Criminal defence lawyer Mona Duckett cites serving as chair of Catholic Social Services' Sign of Hope campaign and as a member of the board of governors at St. Joseph's College, among many roles she has assumed in both Church and community.
"My Catholic education has influenced my secular life because as I was going to school, Catholicism, Christianity, knowing, loving and respecting God were pervasive in my life, both at home and at school," she said.
Children on the path
Her three children are currently enrolled at St. Brendan's, where Duckett attended Grades 1 to 9. She later graduated from Austin O'Brien High School.
"At the moment, given the commitments in my professional life and to my children, I'm limited to my parish in an active sense," she said.
"I continue to be a firm believer in the importance of Catholic education. I think there are greater pulls in the secular world these days towards individualism, a lack of community, a lack of spirituality and a separation of Church and state which I don't think is particularly healthy. "To combat it, we need to strengthen our religious convictions, activities and attitudes within our parishes, homes and schools.
"We can't be downloading the obligation for instilling Catholic values into our children to the schools. People with busy lives and kids in all sorts of non-religious activities, still need to take the time to ensure they are practising their faith in their home. You can't just expect the schools to do it all."
East Central Alberta regional schools superintendent David Keohane grew up in Edmonton, and now shares his experiences from his Wainwright office.
A graduate of Louis St. Laurent High School in 1978, Keohane agrees it is incumbent upon the school, family and Church to provide a student with the value system for a healthy spiritual life.
"I do not believe that my personal faith journey would be as strong as it is if I didn't have the opportunity to not only experience Catholic education as a student, but most importantly, if I didn't have the opportunity to be employed with a Catholic education," he said. "I tell this frequently to our teachers, about what a gift this job is to us as individuals.
"What we do is a great benefit to communities and to Church."
A Catholic education gives people within education the opportunity to live their faith journey on a daily basis, Keohane said.
"It's an incredible thing. What we find awesome about Catholic education is when a student learns something - perhaps a Thanksgiving prayer - and then brings it home to the family. It gets brought up and the family becomes stronger. And then the student brings back something learned from his family."
Singling out then high school religion teacher Patrick McDonald as an inspiring faith model and the reason he wanted to become a teacher, Keohane has remained true to his conviction that love of faith begets love of faith.
"A great thing about Catholic education is that you can be inspired by other people's faith journey who work with kids. There is an ocean of talent out there working with our kids.

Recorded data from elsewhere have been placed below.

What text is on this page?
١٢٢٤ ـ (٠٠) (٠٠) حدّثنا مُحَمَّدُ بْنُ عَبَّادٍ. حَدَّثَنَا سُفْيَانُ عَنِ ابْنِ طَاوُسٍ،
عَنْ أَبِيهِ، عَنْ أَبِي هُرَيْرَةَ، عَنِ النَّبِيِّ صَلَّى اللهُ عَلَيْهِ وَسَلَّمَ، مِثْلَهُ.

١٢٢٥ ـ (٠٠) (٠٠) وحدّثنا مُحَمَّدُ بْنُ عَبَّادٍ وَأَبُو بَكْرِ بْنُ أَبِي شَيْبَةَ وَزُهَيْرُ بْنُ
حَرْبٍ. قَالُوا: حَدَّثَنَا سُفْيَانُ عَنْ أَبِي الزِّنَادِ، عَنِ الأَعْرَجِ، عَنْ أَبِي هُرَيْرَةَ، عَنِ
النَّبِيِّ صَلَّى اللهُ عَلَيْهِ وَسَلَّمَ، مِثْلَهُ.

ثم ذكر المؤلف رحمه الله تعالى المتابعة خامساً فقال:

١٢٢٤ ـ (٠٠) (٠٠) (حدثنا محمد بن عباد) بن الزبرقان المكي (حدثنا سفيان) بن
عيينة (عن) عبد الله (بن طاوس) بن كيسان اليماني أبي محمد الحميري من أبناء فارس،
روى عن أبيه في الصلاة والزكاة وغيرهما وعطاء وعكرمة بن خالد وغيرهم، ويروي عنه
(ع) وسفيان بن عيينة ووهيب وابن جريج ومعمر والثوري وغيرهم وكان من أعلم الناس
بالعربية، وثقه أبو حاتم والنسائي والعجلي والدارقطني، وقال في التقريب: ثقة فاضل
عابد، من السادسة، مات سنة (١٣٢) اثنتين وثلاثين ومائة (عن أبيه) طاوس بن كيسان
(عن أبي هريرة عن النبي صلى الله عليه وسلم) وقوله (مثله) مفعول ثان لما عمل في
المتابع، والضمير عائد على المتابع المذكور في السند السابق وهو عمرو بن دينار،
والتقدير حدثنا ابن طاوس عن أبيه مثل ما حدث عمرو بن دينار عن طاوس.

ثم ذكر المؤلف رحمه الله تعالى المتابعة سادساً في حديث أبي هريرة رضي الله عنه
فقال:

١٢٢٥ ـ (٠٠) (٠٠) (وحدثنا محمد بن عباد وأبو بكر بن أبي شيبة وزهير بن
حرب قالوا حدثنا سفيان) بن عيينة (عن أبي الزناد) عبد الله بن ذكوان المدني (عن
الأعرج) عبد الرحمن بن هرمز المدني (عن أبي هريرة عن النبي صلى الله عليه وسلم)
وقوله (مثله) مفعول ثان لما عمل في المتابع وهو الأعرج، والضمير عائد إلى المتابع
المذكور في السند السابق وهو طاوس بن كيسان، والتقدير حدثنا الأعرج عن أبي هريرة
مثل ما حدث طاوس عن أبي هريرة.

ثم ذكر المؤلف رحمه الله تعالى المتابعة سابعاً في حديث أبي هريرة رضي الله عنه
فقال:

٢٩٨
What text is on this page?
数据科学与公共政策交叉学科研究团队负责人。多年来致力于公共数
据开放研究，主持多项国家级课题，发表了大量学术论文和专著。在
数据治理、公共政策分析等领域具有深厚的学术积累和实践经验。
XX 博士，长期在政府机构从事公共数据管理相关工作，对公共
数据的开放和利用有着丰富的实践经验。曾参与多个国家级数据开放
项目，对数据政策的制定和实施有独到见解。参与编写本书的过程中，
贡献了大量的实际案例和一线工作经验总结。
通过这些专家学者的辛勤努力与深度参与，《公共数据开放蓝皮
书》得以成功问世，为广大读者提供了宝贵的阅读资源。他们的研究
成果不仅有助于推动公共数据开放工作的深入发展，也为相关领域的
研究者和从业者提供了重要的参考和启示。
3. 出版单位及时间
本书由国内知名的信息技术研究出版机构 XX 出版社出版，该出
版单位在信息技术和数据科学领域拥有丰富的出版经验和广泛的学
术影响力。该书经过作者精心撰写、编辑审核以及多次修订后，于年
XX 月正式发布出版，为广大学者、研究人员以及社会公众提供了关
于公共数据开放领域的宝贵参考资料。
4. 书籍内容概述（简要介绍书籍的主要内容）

"Catholic education in this province is an absolute gift. It's not offered the same in all provinces. It's publicly funded. Not only is it a right for Catholics to have, but it's an awesome form of evangelization," he said.
"I think our teachers really understand that the role of evangelization is strong. What we hope is that when a student graduates, when he makes a business decision, when he decides to get married, when he is doing something with his own child, he can think about something he learned through the role models in this own classroom."